Ah, finalmente caímos na grande questão da confusão que há entre amor e paixão. Praticamente nós não sabemos amar sem a paixão. Para verificar isso, basta descrever o amor sem a paixão a uma moça. E depois observar seu comportamento. Sim, já fiz isso várias vezes e os comportamentos geralmente são esses: pânico; necessidade revoltada de contestação (se a moça tiver o espírito habituado à liberdade ou for intelectualmente mais agitada); negação absoluta do que ouviu; olhar distante, perdido e desiludido...(essas são as mais doces!) e a reação mais extrema de todas: abandona você sozinho à mesa e vai embora.

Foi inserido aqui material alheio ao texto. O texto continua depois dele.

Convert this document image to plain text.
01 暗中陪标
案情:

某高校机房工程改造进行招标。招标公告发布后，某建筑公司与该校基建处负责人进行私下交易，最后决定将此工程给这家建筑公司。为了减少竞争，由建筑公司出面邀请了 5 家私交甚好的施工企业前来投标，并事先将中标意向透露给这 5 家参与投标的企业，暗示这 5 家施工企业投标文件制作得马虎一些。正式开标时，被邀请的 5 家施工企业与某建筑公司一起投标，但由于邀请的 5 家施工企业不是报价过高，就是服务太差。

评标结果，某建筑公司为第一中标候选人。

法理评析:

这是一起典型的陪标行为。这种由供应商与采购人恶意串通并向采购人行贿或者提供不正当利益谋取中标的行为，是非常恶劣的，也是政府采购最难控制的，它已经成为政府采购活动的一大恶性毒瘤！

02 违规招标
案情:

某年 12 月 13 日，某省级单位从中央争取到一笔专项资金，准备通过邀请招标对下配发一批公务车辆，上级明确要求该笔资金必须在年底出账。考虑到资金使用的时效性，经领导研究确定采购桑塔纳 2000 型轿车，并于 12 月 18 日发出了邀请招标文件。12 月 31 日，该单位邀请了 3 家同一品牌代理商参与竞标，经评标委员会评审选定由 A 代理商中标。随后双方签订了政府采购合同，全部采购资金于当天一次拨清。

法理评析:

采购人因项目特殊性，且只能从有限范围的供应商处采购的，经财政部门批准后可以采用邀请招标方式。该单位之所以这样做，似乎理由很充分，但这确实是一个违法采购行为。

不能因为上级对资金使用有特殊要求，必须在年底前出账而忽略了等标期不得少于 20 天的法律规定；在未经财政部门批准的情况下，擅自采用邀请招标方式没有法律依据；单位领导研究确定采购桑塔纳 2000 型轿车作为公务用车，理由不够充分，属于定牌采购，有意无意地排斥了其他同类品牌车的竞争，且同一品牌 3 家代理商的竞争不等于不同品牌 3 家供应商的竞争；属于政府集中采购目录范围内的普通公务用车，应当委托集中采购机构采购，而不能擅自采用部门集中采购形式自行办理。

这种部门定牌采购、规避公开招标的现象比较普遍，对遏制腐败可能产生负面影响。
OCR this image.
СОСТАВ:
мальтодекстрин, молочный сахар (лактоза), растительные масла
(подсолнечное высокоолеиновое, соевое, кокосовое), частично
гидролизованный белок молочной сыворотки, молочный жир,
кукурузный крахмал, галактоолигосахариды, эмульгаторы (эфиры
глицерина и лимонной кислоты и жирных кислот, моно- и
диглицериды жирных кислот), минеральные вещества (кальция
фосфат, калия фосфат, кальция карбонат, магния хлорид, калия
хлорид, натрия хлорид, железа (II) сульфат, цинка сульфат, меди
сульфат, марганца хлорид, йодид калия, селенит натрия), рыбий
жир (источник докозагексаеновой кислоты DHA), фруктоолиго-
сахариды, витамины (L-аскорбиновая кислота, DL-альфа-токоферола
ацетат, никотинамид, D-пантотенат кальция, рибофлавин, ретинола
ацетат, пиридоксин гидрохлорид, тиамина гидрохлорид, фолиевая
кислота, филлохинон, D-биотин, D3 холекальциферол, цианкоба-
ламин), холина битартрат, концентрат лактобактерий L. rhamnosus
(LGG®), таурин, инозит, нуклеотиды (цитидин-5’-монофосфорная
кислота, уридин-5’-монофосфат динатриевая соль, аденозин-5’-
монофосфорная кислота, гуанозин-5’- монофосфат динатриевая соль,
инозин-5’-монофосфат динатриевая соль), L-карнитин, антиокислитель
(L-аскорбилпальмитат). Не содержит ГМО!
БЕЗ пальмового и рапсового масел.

Eis a grande raiz do problema: alguma coisa ensinou às pessoas que o amor é algo extraordinário, abissal, a fonte da Felicidade, a realização da vida, o fantástico... Enfim, chega até a lista me cansa de escrever. Pára! Acho que a paixão é uma das formas de amar. Certamente não é mais madura. Embora seja uma das mais belas e mais comoventes, sendo também a mais desumana: tanto no sentido da idealização, como no sentido do escapismo do mundo dos homens e fuga da vida e da realidade, como também no sentido de que pode levar a conseqüências concretamente desumanas (assassinato, suicídios, etc.) Na Astrologia, Netuno é um planeta que descreve bem o fenômeno. Trata-se de um sentimento insuportável e que nunca caberá no ser humano.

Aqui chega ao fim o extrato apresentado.